Voilà ce que m'a dit cet ami ce jour-là : Il y a des proches qui me sont tellement étrangers que pour eux je me cherche, je me voudrais des qualités que je n'ai pas. L'effet en est immédiat. C'est comme si je  laissais se faire, en moi seul, insidieusement, et pourtant par effraction, une instabilité tout juste perceptible, une sourde confusion, un trouble, mais peu à peu sans fond, où rien ne résisterait plus, à quoi je pourrais m'accrocher.
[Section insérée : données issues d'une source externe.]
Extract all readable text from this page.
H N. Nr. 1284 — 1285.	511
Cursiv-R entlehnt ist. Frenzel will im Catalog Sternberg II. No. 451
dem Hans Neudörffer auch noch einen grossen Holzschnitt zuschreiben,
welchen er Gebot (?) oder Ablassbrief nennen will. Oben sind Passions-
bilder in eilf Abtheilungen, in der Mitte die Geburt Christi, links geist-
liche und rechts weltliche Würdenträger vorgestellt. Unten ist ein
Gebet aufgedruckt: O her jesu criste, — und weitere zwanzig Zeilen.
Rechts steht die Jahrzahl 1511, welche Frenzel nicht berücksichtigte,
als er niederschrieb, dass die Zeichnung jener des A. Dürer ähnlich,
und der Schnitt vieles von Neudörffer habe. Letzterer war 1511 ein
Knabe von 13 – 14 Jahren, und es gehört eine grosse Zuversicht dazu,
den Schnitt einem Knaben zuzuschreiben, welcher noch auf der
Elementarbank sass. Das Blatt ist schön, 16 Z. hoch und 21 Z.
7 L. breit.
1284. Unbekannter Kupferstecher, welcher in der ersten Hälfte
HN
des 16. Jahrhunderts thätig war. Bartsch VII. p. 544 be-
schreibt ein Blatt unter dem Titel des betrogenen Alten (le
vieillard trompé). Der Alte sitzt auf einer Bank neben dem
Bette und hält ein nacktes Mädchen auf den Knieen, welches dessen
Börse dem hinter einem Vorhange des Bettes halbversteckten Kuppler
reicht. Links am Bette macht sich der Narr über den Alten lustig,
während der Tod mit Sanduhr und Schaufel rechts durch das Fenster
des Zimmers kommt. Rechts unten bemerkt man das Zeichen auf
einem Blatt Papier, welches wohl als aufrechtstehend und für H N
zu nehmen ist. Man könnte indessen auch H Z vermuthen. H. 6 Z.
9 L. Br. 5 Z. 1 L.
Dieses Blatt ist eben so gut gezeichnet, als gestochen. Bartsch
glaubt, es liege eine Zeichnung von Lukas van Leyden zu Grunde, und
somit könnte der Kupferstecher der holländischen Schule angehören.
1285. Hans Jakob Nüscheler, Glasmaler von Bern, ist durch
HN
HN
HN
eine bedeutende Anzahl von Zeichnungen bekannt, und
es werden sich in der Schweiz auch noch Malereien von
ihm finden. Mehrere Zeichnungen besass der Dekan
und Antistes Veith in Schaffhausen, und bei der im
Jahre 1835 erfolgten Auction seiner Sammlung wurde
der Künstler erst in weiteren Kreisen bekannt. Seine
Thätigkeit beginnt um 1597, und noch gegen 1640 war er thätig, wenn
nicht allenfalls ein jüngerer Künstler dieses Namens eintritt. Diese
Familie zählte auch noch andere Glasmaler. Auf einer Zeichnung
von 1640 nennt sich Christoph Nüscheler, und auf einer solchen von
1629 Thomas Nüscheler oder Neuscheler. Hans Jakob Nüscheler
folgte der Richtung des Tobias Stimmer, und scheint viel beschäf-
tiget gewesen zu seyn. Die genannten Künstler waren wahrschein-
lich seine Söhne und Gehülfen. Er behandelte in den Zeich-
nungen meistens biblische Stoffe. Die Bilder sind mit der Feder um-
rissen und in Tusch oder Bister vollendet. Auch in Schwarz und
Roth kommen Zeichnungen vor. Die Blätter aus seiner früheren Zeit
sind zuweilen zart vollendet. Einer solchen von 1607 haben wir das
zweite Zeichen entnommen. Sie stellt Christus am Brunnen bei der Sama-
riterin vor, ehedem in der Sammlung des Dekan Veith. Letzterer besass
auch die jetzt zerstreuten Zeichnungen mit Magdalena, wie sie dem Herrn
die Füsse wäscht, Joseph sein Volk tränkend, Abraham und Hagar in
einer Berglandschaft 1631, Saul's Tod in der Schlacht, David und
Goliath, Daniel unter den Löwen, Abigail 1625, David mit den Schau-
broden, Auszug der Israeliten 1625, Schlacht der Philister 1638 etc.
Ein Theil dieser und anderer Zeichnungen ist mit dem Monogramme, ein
Cette perdition, ce mal être me font l'effet d'une interminable noyade, d'une déliquescence sans recours, dont j'ai beaucoup de mal à me remettre, au point d'en être détestable pour chacun, cette fois à juste titre. C'est ce qu'on appelle incontestablement avoir l'esprit chagrin. 

Les chagrins d'esprit, ceux-là qui sont véritablement chevillés au corps bien sûr, sont trop dommageables pour être appréciés. Ce sont de vrais repoussoirs.

<< Et disant cela, il m'offrait son beau regard, son sourire lumineux, pour tout dire.>>  a-t-elle ajouté. J'ai bien aimé entendre de cette femme ce que lui disait ce jour-là cet homme, qui est pour elle un véritable ami.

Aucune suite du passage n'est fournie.